Peristiwa tersebut terjadi saat petugas menggelar giat patroli rutin pada Rabu malam (17/06/2026). Petugas yang menyisir sejumlah titik rawan di kawasan Kota Pelaihari mengendus aktivitas mencurigakan di Ruang Terbuka Hijau (RTH) Kijang Mas Permai sekitar pukul 22.08 WITA.
Saat dihampiri, petugas menemukan sekelompok remaja tersebut sedang asyik mengonsumsi minol oplosan atau yang akrab dikenal dengan istilah gaduk, serta menghirup aroma lem.
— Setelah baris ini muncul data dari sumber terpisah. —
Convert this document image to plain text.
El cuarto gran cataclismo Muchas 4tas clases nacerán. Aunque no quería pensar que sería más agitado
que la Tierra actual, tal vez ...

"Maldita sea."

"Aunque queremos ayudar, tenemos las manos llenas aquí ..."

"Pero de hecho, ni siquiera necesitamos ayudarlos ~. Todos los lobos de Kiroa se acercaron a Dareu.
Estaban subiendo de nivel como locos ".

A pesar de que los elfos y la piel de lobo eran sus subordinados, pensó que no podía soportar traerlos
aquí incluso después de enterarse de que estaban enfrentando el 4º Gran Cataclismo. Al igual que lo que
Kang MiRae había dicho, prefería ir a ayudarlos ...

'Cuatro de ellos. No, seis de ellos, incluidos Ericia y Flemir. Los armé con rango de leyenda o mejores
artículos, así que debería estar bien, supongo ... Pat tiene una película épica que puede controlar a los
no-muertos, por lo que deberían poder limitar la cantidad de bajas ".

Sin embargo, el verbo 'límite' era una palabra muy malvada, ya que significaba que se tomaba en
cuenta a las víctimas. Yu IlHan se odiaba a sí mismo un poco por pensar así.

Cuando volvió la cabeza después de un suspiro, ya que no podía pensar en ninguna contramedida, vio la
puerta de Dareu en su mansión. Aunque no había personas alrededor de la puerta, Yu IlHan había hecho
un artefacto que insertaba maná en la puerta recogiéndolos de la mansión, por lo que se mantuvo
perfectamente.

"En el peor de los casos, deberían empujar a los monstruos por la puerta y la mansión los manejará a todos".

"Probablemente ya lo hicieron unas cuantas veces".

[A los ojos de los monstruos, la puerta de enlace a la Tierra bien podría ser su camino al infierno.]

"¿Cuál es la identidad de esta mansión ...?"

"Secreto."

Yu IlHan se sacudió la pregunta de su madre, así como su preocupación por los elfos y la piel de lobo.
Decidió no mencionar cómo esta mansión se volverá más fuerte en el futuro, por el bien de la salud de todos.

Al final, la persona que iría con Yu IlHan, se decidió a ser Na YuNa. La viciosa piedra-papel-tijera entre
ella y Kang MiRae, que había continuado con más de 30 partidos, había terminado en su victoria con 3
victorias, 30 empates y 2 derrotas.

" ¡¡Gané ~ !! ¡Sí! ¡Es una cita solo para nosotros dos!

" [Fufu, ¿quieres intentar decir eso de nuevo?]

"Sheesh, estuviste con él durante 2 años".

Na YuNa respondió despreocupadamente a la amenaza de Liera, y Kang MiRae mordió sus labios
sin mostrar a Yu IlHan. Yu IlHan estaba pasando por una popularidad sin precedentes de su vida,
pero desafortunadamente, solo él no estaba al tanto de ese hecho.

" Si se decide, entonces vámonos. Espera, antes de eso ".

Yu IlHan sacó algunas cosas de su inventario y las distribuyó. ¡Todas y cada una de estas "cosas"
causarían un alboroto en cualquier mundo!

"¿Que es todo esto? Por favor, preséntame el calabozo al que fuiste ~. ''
Aksi sigap ini dipimpin langsung oleh Kepala Satpol PP dan Damkar Kabupaten Tanah Laut, Danoe Sulaiman, SH, yang turun langsung ke lapangan bersama para personel patroli. Kehadiran pucuk pimpinan di lokasi menegaskan bahwa pihak berwenang tidak memberikan toleransi bagi segala bentuk penyakit masyarakat yang mengganggu kenyamanan fasilitas umum.
“Kami tidak akan memberikan toleransi bagi aktivitas yang merusak ketertiban umum dan kenyamanan masyarakat di fasilitas-fasilitas publik,” tegas Danoe.
Untuk kepentingan pemeriksaan dan pencegahan dampak yang lebih luas, para remaja beserta barang bukti langsung diamankan dan dibawa menuju Markas Komando (Mako) Satpol PP dan Damkar Tanah Laut.
Setibanya di Mako, para remaja tersebut menjalani proses pendataan identitas secara mendalam. Dalam arahannya, Kasat Pol PP menekankan betapa besarnya bahaya fatal dari konsumsi minol oplosan dan penyalahgunaan lem bagi kesehatan tubuh serta masa depan mereka.
Pihak Satpol PP memberikan arahan dengan pendekatan yang tegas namun mendidik agar memicu efek jera dan kesadaran dari dalam diri masing-masing remaja. Tak berhenti di situ, petugas juga memanggil orang tua atau wali dari masing-masing remaja tersebut. Langkah ini diambil guna proses serah terima sekaligus memastikan adanya pengawasan yang lebih ketat di lingkungan keluarga.
“Kami mengimbau kepada seluruh orang tua untuk senantiasa mengawasi pergaulan dan aktivitas anak-anaknya, terutama saat berada di luar rumah pada malam hari,” lanjutnya.
Pihak Satpol PP dan Damkar Tala menegaskan bahwa kegiatan patroli pengawasan seperti ini akan dilaksanakan secara rutin. Patroli akan dikonsentrasikan menyasar fasilitas publik, ruang terbuka hijau, serta titik-titik yang rawan menjadi tempat berkumpulnya remaja pada malam hari demi memastikan wilayah Kabupaten Tanah Laut tetap aman, tertib, dan kondusif.